I am going through the book probabilistic robotics by Sebastian Thrun. On page 102, it states that
For any interval $A \subset$ dom$(X)$, the empirical count of particles that fall into $A$ converges to the integral of $g$ under $A$: $$ \frac{1}{M} \sum_{m=1}^{M}I(x^{[m]} \in A) \to \int_{A} g(x)dx$$
I am assuming the particles $x^{[m]}$ are generated from the distribution $g(x)$. I actually don't know where this result comes from and I have been trying to link it to the law of large numbers.
If I wanted to get $\int_{A}g(x)dx$ by Monte Carlo, I would do the standard way of generating $x_{i}$ from a uniform distribution in $A$, then use the law of large numbers to evaluate the expectation $E(g(x))$ and multiply it by the scaling factor dictated by $A$.
$$ E(g(x)) = \int_{a}^{b}g(x)U(x)dx = \frac{1}{b-a}\int_{a}^{b}g(x)dx, $$ and so $$ \int_{a}^{b}g(x)dx = (b-a)E(g(x)), $$ the right hand side of which can be evaluated using the Law of Large Numbers. However, in this case, I am drawing samples from $g(x)$ itself. So how would I use the Law of Large Numbers in that case?
$$ E(g(x)) = \int_{a}^{b}g(x)g(x)dx = ?? $$
Any hints or keywords would be appreciated!
Alright, suppose you wish to estimate $ \int_A g(x) dx $, and you're only allowed to draw from the density function $ g(x) $.
Suppose that the support of the random variable $ X $ with density function $ g(\cdot) $ extends outside of $ A $ (if it didn't, then $ \int_A g(x) dx = 1 $ and you'd be done).

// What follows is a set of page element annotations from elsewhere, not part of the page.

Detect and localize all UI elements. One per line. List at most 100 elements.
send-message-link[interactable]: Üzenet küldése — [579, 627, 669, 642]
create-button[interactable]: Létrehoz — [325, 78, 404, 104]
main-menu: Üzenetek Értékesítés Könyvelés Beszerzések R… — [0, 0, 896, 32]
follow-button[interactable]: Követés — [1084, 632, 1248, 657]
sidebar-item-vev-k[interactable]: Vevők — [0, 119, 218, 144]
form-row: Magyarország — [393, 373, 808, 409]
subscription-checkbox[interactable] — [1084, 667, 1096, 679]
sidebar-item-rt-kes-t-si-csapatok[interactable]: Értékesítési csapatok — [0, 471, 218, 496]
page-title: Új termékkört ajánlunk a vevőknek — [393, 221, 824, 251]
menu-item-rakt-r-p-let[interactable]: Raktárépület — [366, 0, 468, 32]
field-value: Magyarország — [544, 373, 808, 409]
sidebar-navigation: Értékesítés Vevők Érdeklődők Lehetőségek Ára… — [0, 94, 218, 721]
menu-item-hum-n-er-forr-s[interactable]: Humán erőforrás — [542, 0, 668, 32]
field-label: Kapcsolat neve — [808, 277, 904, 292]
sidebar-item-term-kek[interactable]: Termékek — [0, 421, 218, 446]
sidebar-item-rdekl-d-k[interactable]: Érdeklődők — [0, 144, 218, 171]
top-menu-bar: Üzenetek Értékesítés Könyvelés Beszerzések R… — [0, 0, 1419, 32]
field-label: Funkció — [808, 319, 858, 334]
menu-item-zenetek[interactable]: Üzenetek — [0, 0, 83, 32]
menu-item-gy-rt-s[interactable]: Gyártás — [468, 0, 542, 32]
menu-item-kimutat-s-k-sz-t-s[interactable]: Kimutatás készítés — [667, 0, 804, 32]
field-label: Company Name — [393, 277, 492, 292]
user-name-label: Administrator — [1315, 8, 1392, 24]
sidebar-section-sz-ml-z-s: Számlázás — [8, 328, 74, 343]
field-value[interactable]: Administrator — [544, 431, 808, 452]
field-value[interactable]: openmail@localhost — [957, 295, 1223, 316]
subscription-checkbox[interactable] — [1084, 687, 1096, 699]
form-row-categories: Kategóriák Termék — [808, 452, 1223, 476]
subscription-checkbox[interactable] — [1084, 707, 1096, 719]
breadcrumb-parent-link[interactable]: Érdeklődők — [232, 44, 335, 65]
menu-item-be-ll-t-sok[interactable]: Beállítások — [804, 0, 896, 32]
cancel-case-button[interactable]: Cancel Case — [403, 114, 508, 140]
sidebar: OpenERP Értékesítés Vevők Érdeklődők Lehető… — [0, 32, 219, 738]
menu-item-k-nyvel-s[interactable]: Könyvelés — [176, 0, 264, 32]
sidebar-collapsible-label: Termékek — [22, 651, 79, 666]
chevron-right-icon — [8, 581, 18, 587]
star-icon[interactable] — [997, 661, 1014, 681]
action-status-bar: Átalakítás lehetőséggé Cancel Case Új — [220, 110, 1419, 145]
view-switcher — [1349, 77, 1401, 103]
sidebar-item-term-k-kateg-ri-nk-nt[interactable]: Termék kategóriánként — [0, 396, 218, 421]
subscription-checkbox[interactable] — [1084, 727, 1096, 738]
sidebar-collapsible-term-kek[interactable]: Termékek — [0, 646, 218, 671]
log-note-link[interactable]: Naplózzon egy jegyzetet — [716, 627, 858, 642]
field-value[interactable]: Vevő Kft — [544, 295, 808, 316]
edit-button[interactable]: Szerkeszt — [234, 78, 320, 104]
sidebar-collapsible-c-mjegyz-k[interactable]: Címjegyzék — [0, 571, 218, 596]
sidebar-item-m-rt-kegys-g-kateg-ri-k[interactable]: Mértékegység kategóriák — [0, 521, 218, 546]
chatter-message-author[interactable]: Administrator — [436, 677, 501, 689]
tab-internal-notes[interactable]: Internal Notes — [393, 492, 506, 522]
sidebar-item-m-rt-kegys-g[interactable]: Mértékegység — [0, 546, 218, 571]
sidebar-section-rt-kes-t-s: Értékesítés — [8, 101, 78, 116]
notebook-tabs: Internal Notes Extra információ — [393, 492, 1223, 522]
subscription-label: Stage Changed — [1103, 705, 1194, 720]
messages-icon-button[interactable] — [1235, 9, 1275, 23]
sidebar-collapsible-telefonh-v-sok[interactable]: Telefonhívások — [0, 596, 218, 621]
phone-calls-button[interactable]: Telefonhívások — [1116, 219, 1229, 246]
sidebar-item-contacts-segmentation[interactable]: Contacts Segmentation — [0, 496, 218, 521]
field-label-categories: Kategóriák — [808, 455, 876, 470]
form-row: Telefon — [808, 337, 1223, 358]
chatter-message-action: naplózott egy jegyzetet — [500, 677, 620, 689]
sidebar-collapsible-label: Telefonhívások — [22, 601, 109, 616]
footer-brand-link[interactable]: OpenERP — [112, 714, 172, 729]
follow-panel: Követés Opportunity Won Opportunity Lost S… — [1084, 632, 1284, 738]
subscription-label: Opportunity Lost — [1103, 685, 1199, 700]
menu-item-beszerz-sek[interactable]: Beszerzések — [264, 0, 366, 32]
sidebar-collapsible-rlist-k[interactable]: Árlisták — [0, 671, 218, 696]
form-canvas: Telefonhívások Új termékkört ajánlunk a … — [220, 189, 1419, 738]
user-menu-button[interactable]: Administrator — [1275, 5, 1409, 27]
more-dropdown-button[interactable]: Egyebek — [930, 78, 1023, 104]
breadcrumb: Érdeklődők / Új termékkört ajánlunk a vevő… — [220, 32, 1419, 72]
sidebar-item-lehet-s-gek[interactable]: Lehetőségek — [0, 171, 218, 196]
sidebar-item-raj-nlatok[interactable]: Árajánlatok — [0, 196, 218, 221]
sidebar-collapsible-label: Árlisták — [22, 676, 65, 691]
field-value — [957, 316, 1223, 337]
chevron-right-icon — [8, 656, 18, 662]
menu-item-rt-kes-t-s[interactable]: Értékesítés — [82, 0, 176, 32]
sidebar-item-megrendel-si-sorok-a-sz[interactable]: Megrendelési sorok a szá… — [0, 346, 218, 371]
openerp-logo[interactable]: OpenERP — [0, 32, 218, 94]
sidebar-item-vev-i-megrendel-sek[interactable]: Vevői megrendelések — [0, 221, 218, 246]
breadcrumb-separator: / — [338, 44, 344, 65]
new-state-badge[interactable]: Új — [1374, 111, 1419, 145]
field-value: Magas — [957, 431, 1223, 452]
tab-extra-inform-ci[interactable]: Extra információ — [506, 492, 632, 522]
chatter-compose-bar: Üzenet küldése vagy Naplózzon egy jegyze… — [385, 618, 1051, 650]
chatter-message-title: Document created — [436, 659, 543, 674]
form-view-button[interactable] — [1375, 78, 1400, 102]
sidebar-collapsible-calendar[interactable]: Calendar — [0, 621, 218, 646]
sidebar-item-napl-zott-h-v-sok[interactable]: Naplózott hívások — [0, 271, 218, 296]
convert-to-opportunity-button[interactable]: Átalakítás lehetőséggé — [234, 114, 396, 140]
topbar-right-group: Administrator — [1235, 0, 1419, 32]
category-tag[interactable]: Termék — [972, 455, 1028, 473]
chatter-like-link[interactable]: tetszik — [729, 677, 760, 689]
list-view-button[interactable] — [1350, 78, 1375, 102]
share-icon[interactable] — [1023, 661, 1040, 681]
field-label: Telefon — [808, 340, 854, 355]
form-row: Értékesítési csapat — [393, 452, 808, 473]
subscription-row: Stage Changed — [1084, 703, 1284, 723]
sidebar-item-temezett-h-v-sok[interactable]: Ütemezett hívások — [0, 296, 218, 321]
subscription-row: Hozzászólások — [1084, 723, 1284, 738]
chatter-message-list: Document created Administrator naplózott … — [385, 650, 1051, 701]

Call the support of $ g(\cdot) $ $ \Omega $. Then clearly $ A \subseteq \Omega $.
We have that $$ \int_A g(x) dx = \int_\Omega \mathbb{1}\{x \in A\}g(x) dx = \mathbb{E} \{ \mathbb{1}\{X \in A \}\} = \mathbb{P}(A) $$ where $ P $ is the probability measure induced by $ X $.
This suggests an obvious but naive sampling procedure: take samples $ x_i $ from $ g(x) $, and estimate $ \mathbb{E} \{ 1\{X \in A\} \}$ with
$$ \frac{1}{N} \sum_{i=1}^N 1 \{x_i \in A\} $$
If $ A $ has very small probability under $ P $, then you might want to consider more sophisticated sample procedures: you can find these by looking for simulation variance reduction methods.